Why we need to get smarter about energy

From climate change to economic security, our parlous energy supplies constantly remind us of the need for new ways power the modern world. That reminder becomes all the more urgent when a storm shuts off the lights.

John Kehe/The Christian Science Monitor
An abandoned filling station in Cold Spring Harbor, N.Y.

Like many homes along the northeast coast of the United States, ours was without power for several days in the aftermath of a hurricane that blew through in August. The first hours were an adventure, the next an annoyance, and then came concern. (The fridge is getting warm. Home Depot’s out of batteries! Gas stations need electricity for their pumps?) Around the 18-hour mark, thought strayed to what would happen if this was the new normal.

Plenty of dystopic novels and movies have traveled this road, so I’ll spare you the drama (which there would be) or jeremiads about our wasteful culture (which it is). What becomes apparent as you listen to the 2 a.m. silence – the strange absence of streetlights humming, compressors kicking in, TV laughter leaking from nearby windows – is not so much that we would be worse off in an energy-constrained world but that we would be making different choices about where we live, how we travel, what we acquire, even how we learn what’s going on.

We couldn’t all move closer to the supermarket, so small grocery stores would move closer to us. Recreational shopping would fade. Without TV or the Internet, our social networks would be based on visiting, shopping, chatting, and getting to know real people in real places. That sounds kind of good. But we’d also see a dip in variety, freedom, and privacy.

Most of us are exquisitely price sensitive when it comes to energy. My dad was a frugal man, as were millions like him who grew up in the Great Depression. He would drive well out of his way in the family Packard to fill up at a Ritter’s gas station in the early 1960s. Gas was cheap then, especially at independent stations in central Texas. But if he had to pay more than 20 cents a gallon, he’d look elsewhere. I’m the same when gas approaches $4 a gallon.
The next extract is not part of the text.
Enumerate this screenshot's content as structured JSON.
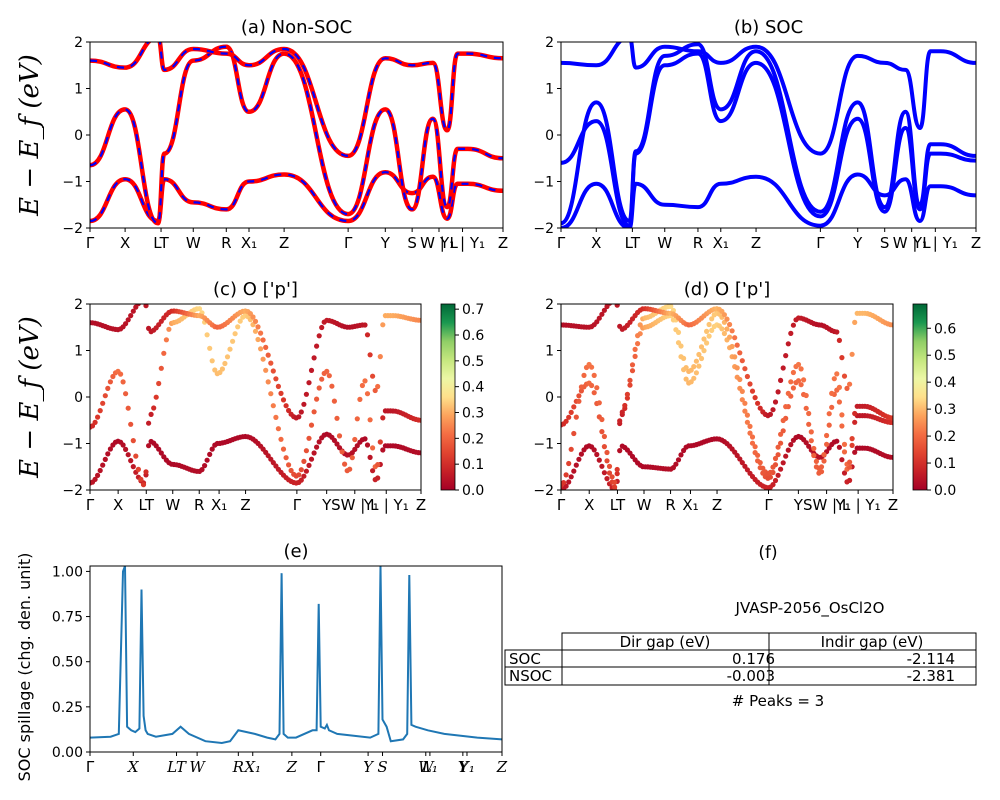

We modify our behavior every time energy prices rise or fall. When we feel energy-poor, we turn down the heat, consider more-efficient cars, think about walking to the store. When prices fall, we buy Hummers, crank up the air conditioner, pop over to a megamall half a state away.

For the moment, the economic slowdown, combined with alternative fuels, improved efficiency, and new energy sources from techniques like hydraulic fracturing, appears to have ensured that hydrocarbons are still relatively plentiful. But there still are many reasons why we would want to move beyond the age of oil. Two of the most important are national security and the possibly dire effect carbon emissions are having on the climate. Also, economic growth in China, India, Brazil, and other emerging middle-class nations means that competition for – and sometimes conflict over – energy will only get more intense.

We probably won’t find a silver-bullet energy resource in the next few years. But, as Daniel Yergin notes in his new book, "The Quest: Energy, Security, and the Remaking of the Modern World," we’ll manage as we always have by harnessing our one great resource: human creativity. “[T]he energy solutions for the twenty-first century will be found in the minds of people around the world,” he writes. “And that resource base is growing.”

Energy prices will continue to rise and fall. Life will be easy when energy is cheap, less so when it is expensive. There will also be storms – whether the atmospheric type or the supply-disruption type. These will plunge us into darkness at times. We’ll rough it for a night or two, sigh with gratitude when the lights come back on, and continue to look for new ways to be smarter about energy.

ρ John Yemma is the editor of The Christian Science Monitor.